Richet's works on parapsychological subjects, which dominated his later years, include Traité de Métapsychique (Treatise on Metapsychics, 1922), Notre Sixième Sens (Our Sixth Sense, 1928), L'Avenir et la Prémonition (The Future and Premonition, 1931) and La Grande Espérance (The Great Hope, 1933).
He hypothesized a “sixth sense”, an ability to perceive hypothetical vibrations, which he discussed in his 1928 book Our Sixth Sense. Although he believed in extrasensory perception, Richet did not believe in life after death or spirits.
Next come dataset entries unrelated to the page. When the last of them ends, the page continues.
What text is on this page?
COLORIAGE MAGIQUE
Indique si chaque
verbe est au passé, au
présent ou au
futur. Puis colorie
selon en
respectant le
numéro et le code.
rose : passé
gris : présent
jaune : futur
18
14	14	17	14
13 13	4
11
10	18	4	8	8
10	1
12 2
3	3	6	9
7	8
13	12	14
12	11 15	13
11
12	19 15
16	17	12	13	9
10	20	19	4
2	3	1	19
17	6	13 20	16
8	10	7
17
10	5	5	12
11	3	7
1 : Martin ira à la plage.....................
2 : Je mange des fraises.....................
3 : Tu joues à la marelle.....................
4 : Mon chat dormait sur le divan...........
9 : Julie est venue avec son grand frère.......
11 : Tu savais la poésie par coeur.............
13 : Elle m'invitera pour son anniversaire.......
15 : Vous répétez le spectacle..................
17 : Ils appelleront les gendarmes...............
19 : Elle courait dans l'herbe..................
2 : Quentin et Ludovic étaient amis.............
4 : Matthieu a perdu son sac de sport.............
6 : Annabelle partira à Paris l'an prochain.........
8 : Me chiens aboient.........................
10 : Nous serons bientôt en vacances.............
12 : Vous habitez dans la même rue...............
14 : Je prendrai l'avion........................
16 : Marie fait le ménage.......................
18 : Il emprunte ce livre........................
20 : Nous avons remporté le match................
In 1954, the Society for Psychical Research member Rudolf Lambert published a report revealing details about a case of fraud that was covered up by many early members of the Institut Métapsychique International (IMI). Lambert who had studied Gustav Geley's files on the medium Eva Carrière discovered photographs depicting fraudulent ectoplasm taken by her companion Juliette Bisson. Various "materializations" were artificially attached to Eva's hair by wires. The discovery was never published by Geley. Eugéne Osty (the Director of the institute) and members Jean Meyer, Albert von Schrenck-Notzing and Richet all knew about the fraudulent photographs but were firm believers in mediumship phenomena so demanded the scandal be kept secret.